ASHEVILLE, N.C. -- Here in western North Carolina, Republican Rep. Charles Taylor should be rated at least a nominal favorite for re-election in a year in which the contest for the House of Representatives appears to be trending Republican.
Taylor was elected in 1990 and, although Bill Clinton narrowly carried the 11th District, re-elected two years ago with 55 percent of the vote-- something of an accomplishment in a district whose voters ousted incumbents four times during the 1980s.
But his Democratic opponent is a popular local television personality, Maggie Lauterer, whose prominence is enough to make her a formidable challenger and the contest too close to call at this early stage of the campaign.
The Taylor-Lauterer race is one of dozens across the country that demonstrate that the campaign for the House this year is really 435 individual races in which national trends -- and the voters' views of President Clinton and such issues as health care reform -- may be less important than demographics or the qualities of particular candidates.
Indeed, in North Carolina alone there are four districts in which the races are considered highly competitive this year, either because of the retirement of an incumbent, local issues or changes in the demography of the districts.
This does not suggest there is not an element of a national referendum in the contest for the House. The conventional wisdom among political professionals is that national issues can make the difference in the closest contests. That is what happened, for example, when the Democrats gained 43 seats in the post-Watergate mid-term election of 1974.
For Clinton, that factor is an important one. Most of the focus this year is on the Senate, where the Republicans need a net gain of seven seats for control -- a gain that seems highly unlikely but clearly not impossible. But the president's ability to function effectively in the final two years of his term also rests heavily on the makeup of the House.
At this point, no one in the political community believes the Republicans enjoy any realistic chance of winning the 40 seats they need for control. But the political handicappers now see a potential Democratic loss of at least 15 seats and perhaps as many as 23 to 25 -- an outcome that would eliminate the de facto liberal majority that has sustained Clinton up to this point.

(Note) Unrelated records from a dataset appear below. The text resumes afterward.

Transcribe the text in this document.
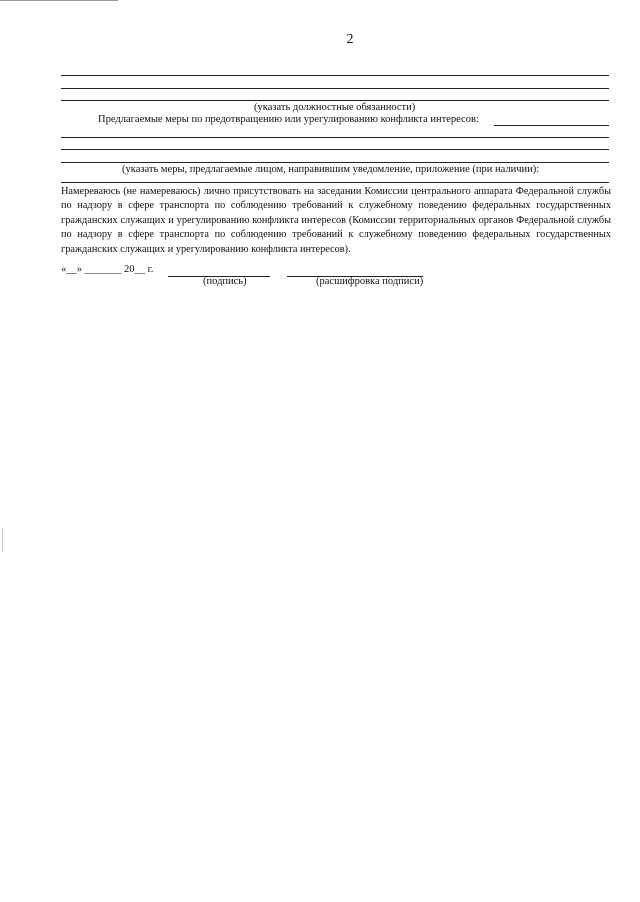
2
(указать должностные обязанности)
Предлагаемые меры по предотвращению или урегулированию конфликта интересов:
(указать меры, предлагаемые лицом, направившим уведомление, приложение (при наличии):
Намереваюсь (не намереваюсь) лично присутствовать на заседании Комиссии центрального аппарата Федеральной службы по надзору в сфере транспорта по соблюдению требований к служебному поведению федеральных государственных гражданских служащих и урегулированию конфликта интересов (Комиссии территориальных органов Федеральной службы по надзору в сфере транспорта по соблюдению требований к служебному поведению федеральных государственных гражданских служащих и урегулированию конфликта интересов).
«__» _______ 20__ г.
(подпись)	(расшифровка подписи)
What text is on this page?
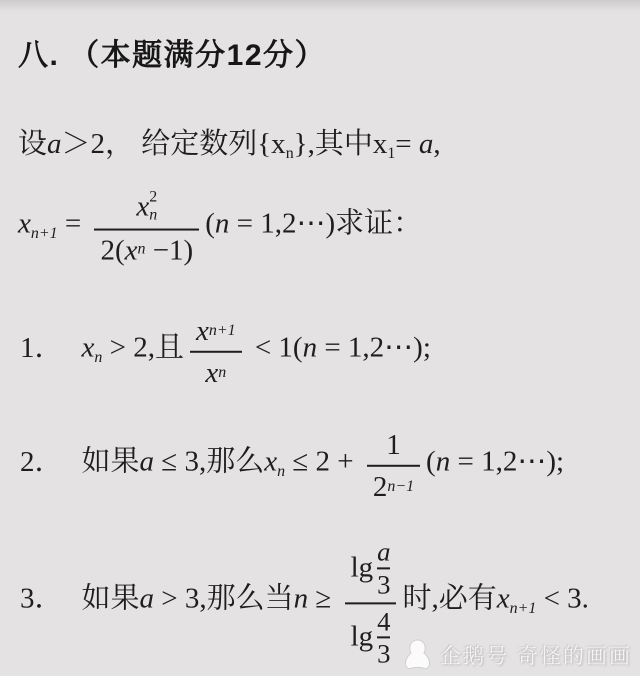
八. （本题满分12分）
设a＞2， 给定数列$\{x_n\}$,其中$x_1= a$,
$x_{n+1} = x$ 2
n
2( x n −1) (n = 1,2⋯)求证：
1． $x_n > 2$,且 $\frac{\text{x n+1}}{\text{x n}} < 1(n$ = 1,2⋯);
2． 如果a ≤ 3,那么$x_n \le 2 + \frac{1}{2 n-1} (n$ = 1,2⋯);
3． 如果a > 3,那么当n ≥ lg a
3
lg 4
3 时,必有$x_{n+1} < 3$.
企鹅号 奇怪的画画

If the Republicans were to gain as many as 30 seats -- again, unlikely but not impossible -- the president would be playing an extremely weak hand dealing with Congress while trying to position himself for his own re-election in 1996.
The trend toward Republicans is most pronounced in the Southern and Border states. In some cases longtime Democrats are retiring and leaving vacancies in districts that have been trending inexorably Republican. That is the case, for example, in fTC the 1st District of Florida, where Democrat Earl Hutto is stepping down.
In other cases in these states and elsewhere, there are freshmen incumbent Democrats who squeaked in two years ago but now find their identification with Clinton and the national Democratic Party a heavy burden. There are, for instance, at least five first-term Democrats from California and Washington who were elected in some measure because Clinton won those states by huge pluralities -- 13 percent in California, 10 in Washington -- in 1992.
There are also a handful of districts in which Democrats have become imperiled by the effects of redistricting after the 1990 census that robbed them of part of their core support, particularly black voters. The redistricting applied in 1992, of course, but the effects were masked by the success of Clinton and the higher Democratic turnout that is normal in presidential election years.
The importance of these local factors does not mean, however, that it isn't possible to draw some valid inferences about national politics from the House results. In some Southern states, for example, Clinton's approval rating among white voters has dropped below 35 percent, 10 points or more under his overall rating. The least that can be said there is that the president is clearly no asset for his party.
By November it is always possible the landscape will have been changed, perhaps by the health care issue. But right now the Democrats seem to need some upsets in districts like the North Carolina 11th or face hard times in the House.